Wednesday, April 15, 2009

Was he really an atheist?

My response to http://www.newstatesman.com/religion/2009/04/conversion-experience-atheism ( I don't feel like registering and since it is all written...)

My road to atheism has been very slow, painful, hard and very spiritual. I am quite upset to be called materialist because I am an atheist. I do experience like any believers the wonders of my imagination and my intuition. Mr Nelson never was an atheist. An atheist don't reject religion or faith in a midlife crisis. Being an atheist is not about a feeling nor a sudden conviction - that is the realm of faith. No. An atheist sincerely confront his feelings and his though and his leaps of faith, all of them, including the one of non believing.

The hardest is to be an atheist while remaining spiritual. Too many atheists - the less convinced actually - tend to display an exaggerated incline to science and reason. But nature gave us intuition and imagination as tools to experience the world. We should not deny ourselves these because we realize that God is a myth.

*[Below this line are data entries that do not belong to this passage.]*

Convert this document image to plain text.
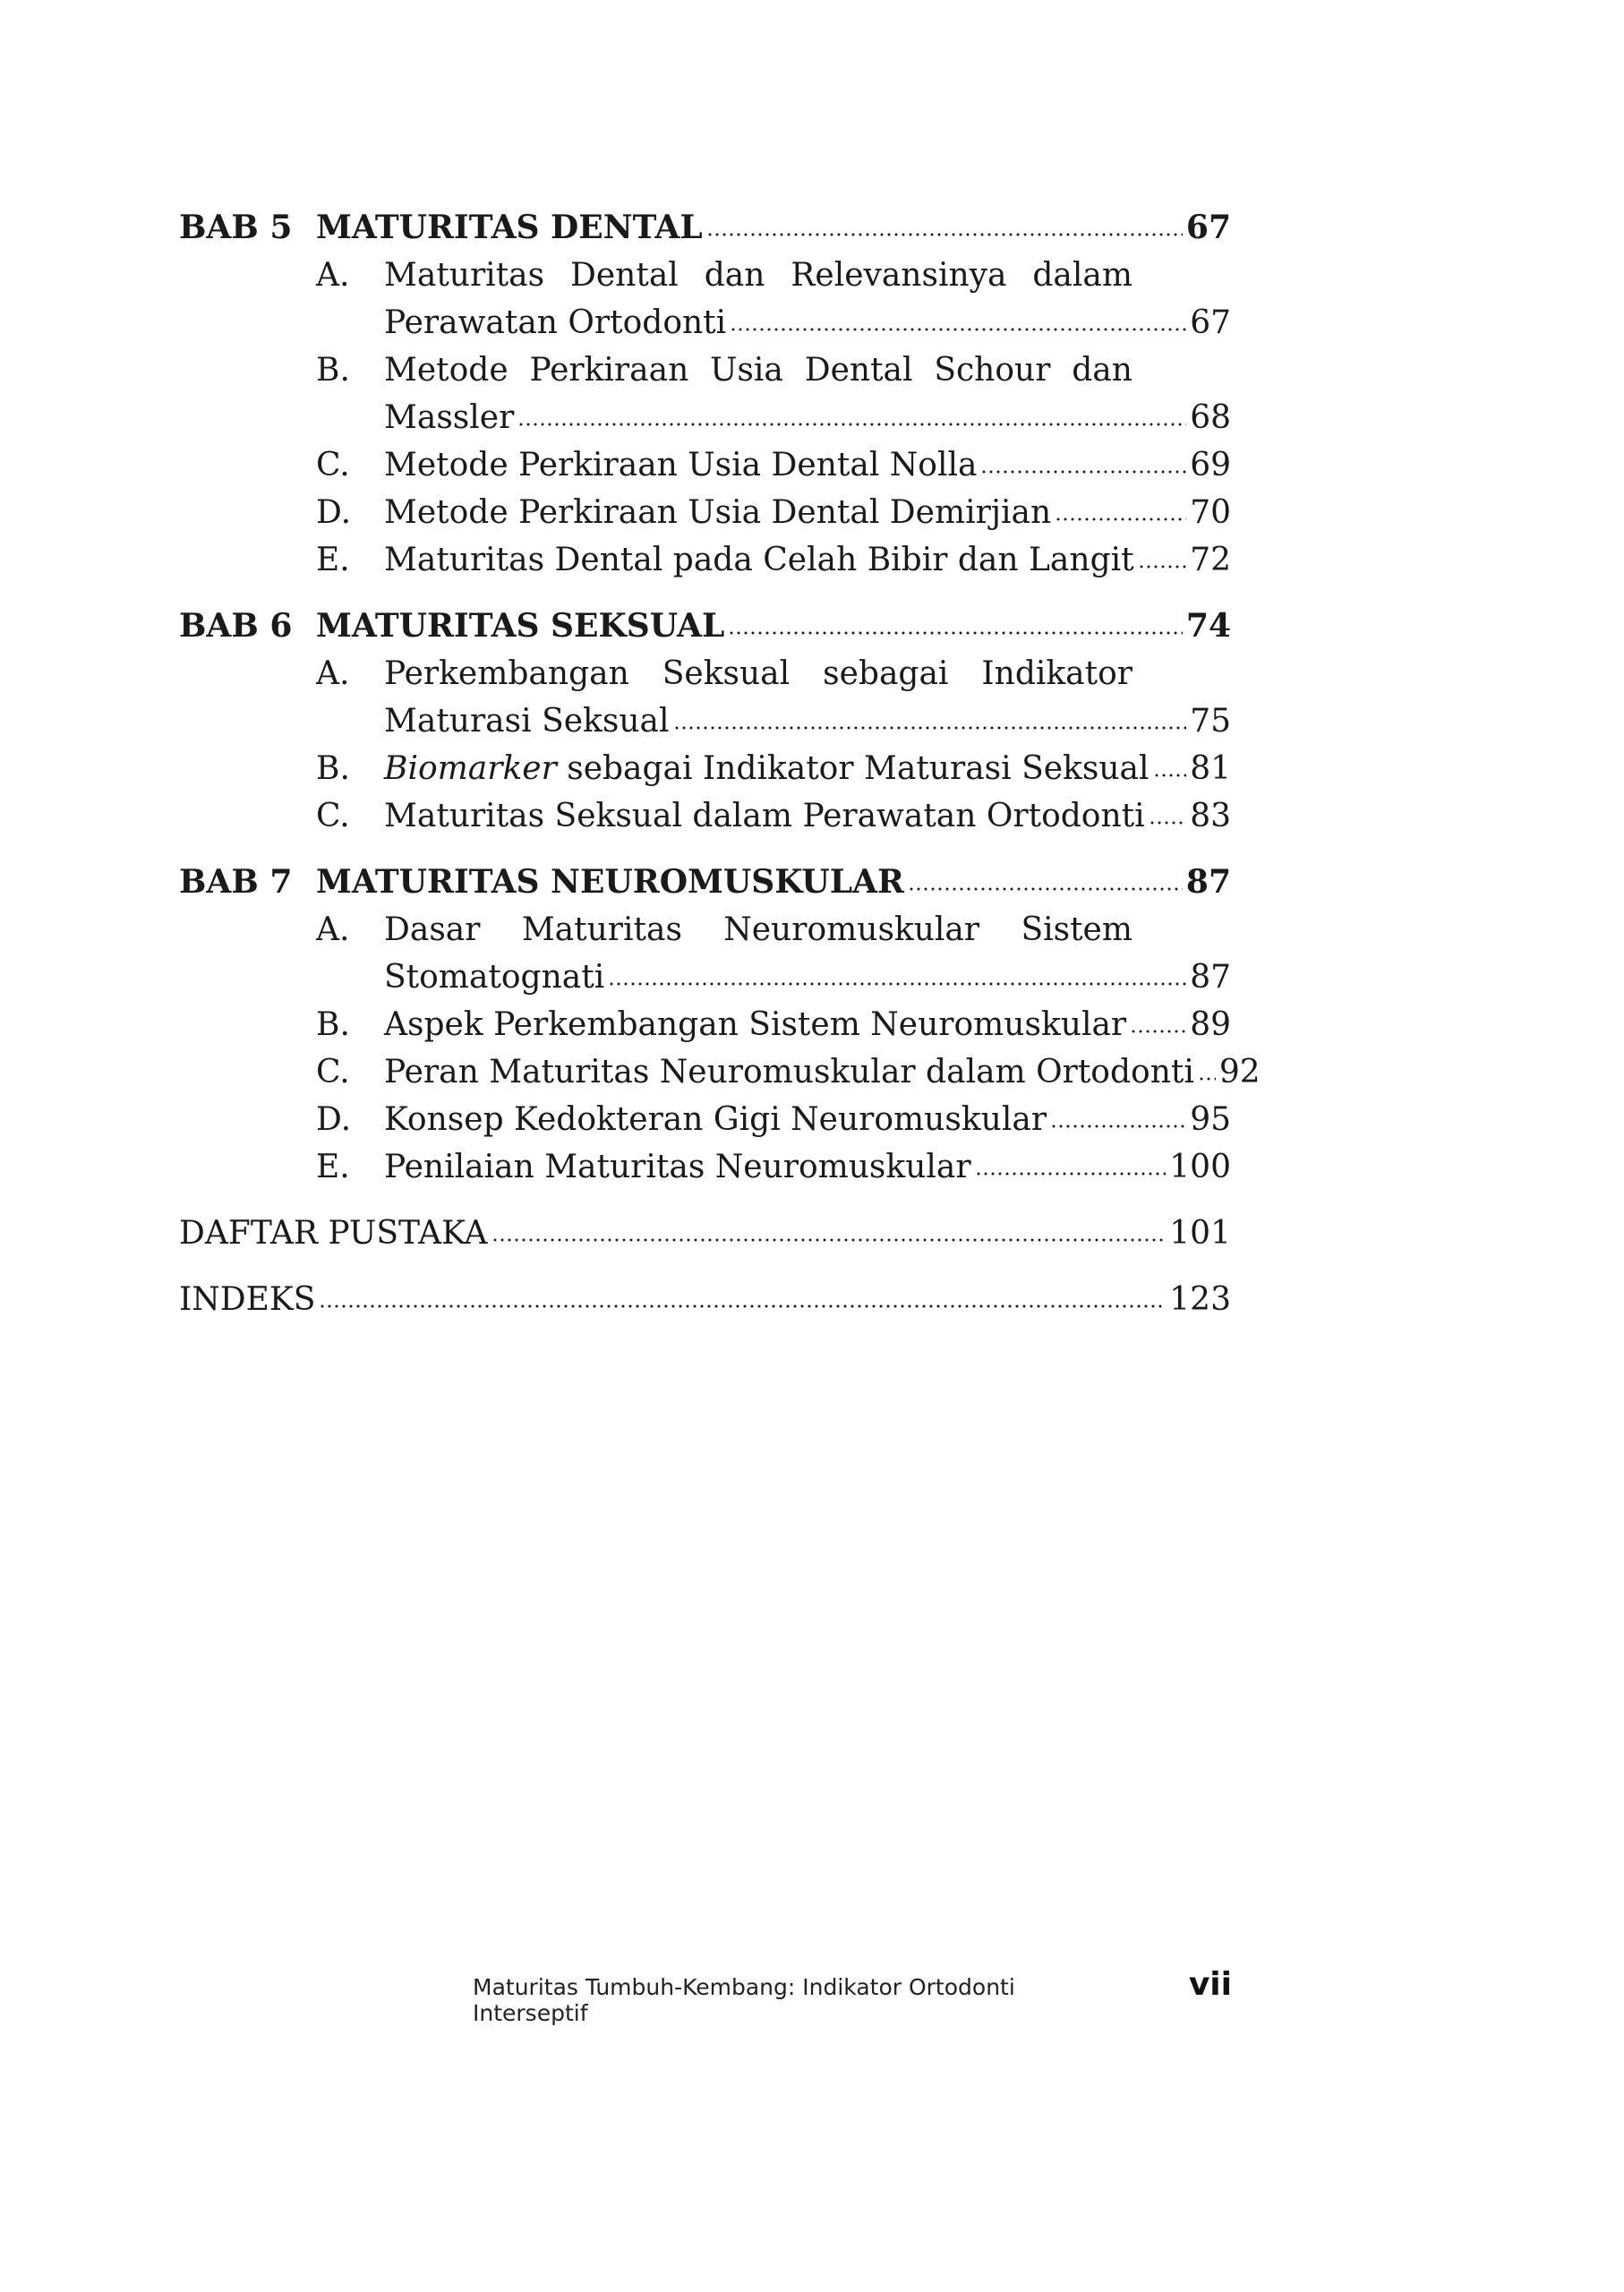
BAB 5 MATURITAS DENTAL	67
A.	Maturitas Dental dan Relevansinya dalam
Perawatan Ortodonti	67
B.	Metode Perkiraan Usia Dental Schour dan
Massler	68
C.	Metode Perkiraan Usia Dental Nolla	69
D.	Metode Perkiraan Usia Dental Demirjian	70
E.	Maturitas Dental pada Celah Bibir dan Langit 72
BAB 6 MATURITAS SEKSUAL	74
A.	Perkembangan Seksual sebagai Indikator
Maturasi Seksual	75
B.	Biomarker sebagai Indikator Maturasi Seksual 81
C.	Maturitas Seksual dalam Perawatan Ortodonti 83
BAB 7 MATURITAS NEUROMUSKULAR	87
A.	Dasar Maturitas Neuromuskular Sistem
Stomatognati	87
B.	Aspek Perkembangan Sistem Neuromuskular 89
C.	Peran Maturitas Neuromuskular dalam Ortodonti 92
D.	Konsep Kedokteran Gigi Neuromuskular	95
E.	Penilaian Maturitas Neuromuskular	100
DAFTAR PUSTAKA	101
INDEKS	123
Maturitas Tumbuh-Kembang: Indikator Ortodonti Interseptif
vii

I see no contradiction into practicing spiritual rituals - I was born catholic and I am the only person that do lent in my family - and being atheist. I just do it for the feeling they bring, the sense of connection to myself and a community of people following the same ritual. I even feel "god" not as a natural entity but as a feeling that comes from my irrational self. Yet, I don't need any false construction and deformation of truth to be spiritual. I don't need any celestial dictatorship, as Hitchen says, to rule my life.